Wednesday, November 30, 2011

Eunomia Traverses California Nebula

While post processing a set of images of the California Nebula (NGC-1499) that I collected on Nov 28, I noticed a moving object in the field of view. This image shows the position at 05h00 UTC and the relative path.

I computed the motion relative to the star-field to be about 40 arcsec/hr. The corresponding absolute motion across the sky was too slow for a low earth orbit satellite and too fast for a geosynchronous satellite. I gathered it was likely a solar system object. On the other hand, comparing the brightness to other stars in the field, I estimated this object to have magnitude between 7 and 8, larger than expected.

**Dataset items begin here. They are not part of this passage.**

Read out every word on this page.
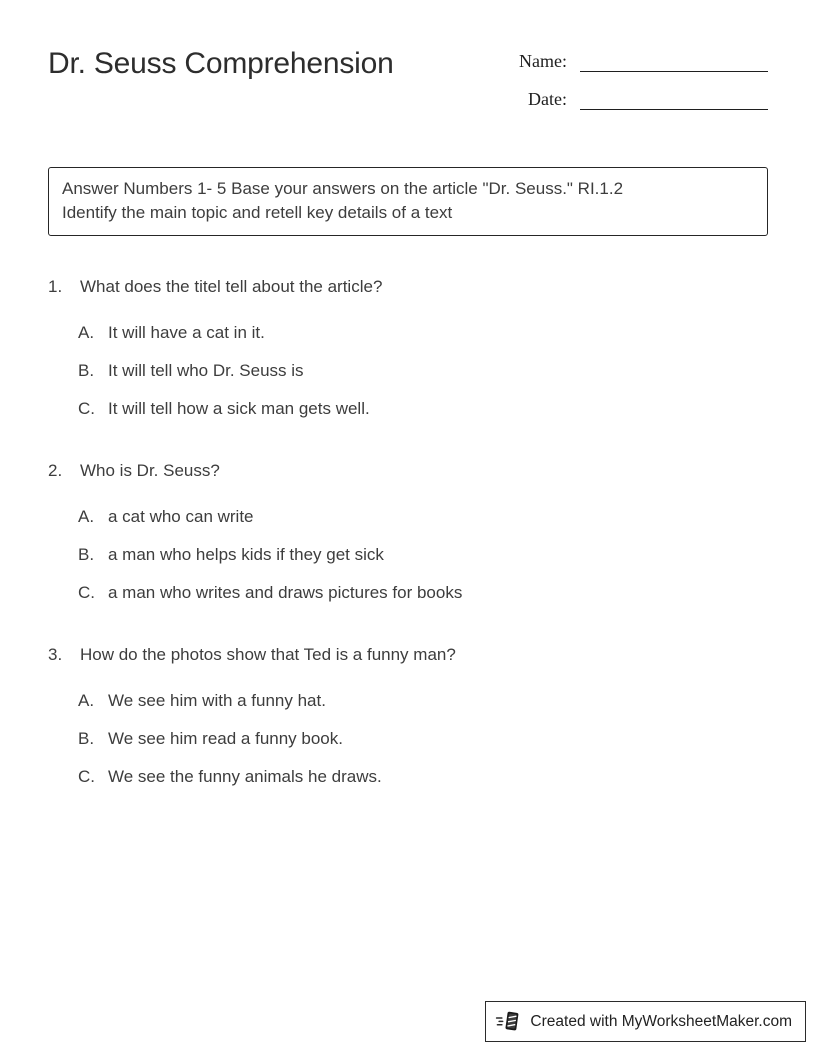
Dr. Seuss Comprehension	Name:
Date:
Answer Numbers 1- 5 Base your answers on the article "Dr. Seuss." RI.1.2
Identify the main topic and retell key details of a text
1.	What does the titel tell about the article?
A. It will have a cat in it.
B. It will tell who Dr. Seuss is
C. It will tell how a sick man gets well.
2.	Who is Dr. Seuss?
A. a cat who can write
B. a man who helps kids if they get sick
C. a man who writes and draws pictures for books
3.	How do the photos show that Ted is a funny man?
A. We see him with a funny hat.
B. We see him read a funny book.
C. We see the funny animals he draws.
Created with MyWorksheetMaker.com
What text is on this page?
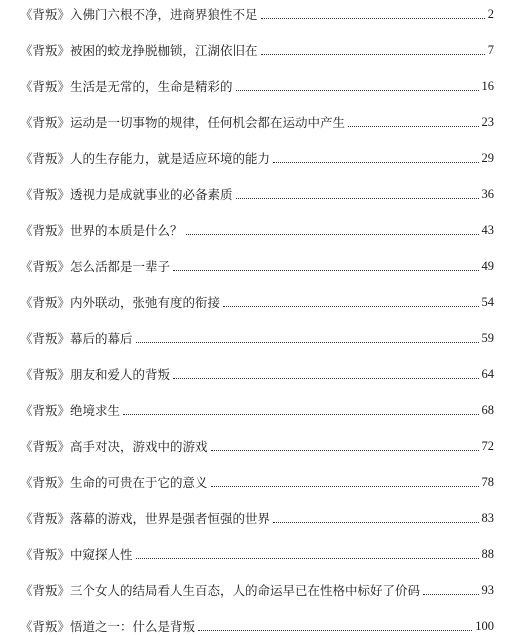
《背叛》入佛门六根不净，进商界狼性不足	2
《背叛》被困的蛟龙挣脱枷锁，江湖依旧在	7
《背叛》生活是无常的，生命是精彩的	16
《背叛》运动是一切事物的规律，任何机会都在运动中产生	23
《背叛》人的生存能力，就是适应环境的能力	29
《背叛》透视力是成就事业的必备素质	36
《背叛》世界的本质是什么？	43
《背叛》怎么活都是一辈子	49
《背叛》内外联动，张弛有度的衔接	54
《背叛》幕后的幕后	59
《背叛》朋友和爱人的背叛	64
《背叛》绝境求生	68
《背叛》高手对决，游戏中的游戏	72
《背叛》生命的可贵在于它的意义	78
《背叛》落幕的游戏，世界是强者恒强的世界	83
《背叛》中窥探人性	88
《背叛》三个女人的结局看人生百态，人的命运早已在性格中标好了价码	93
《背叛》悟道之一：什么是背叛	100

I was not sure how to cross check this against know objects but some colleagues from the Austin Astronomical Society helped me out. Harden pointed me to the Central Bureau for Astronomical Telegrams (CBAT) and Mike checked Otwell's Astronomical Calendar and found an entry for the asteroid "15 Eunomia" stating that it would be at opposition on Nov 28 in the California Nebula at magnitude 7.9. Sounded like a match! I later found a published graphic of the path of the asteroid further confirming the match. In wikipedia article I read that 15 Eunomia is the largest stony asteroid and was discovered in 1851 by Annibale de Gasparis ... I little earlier than my observation.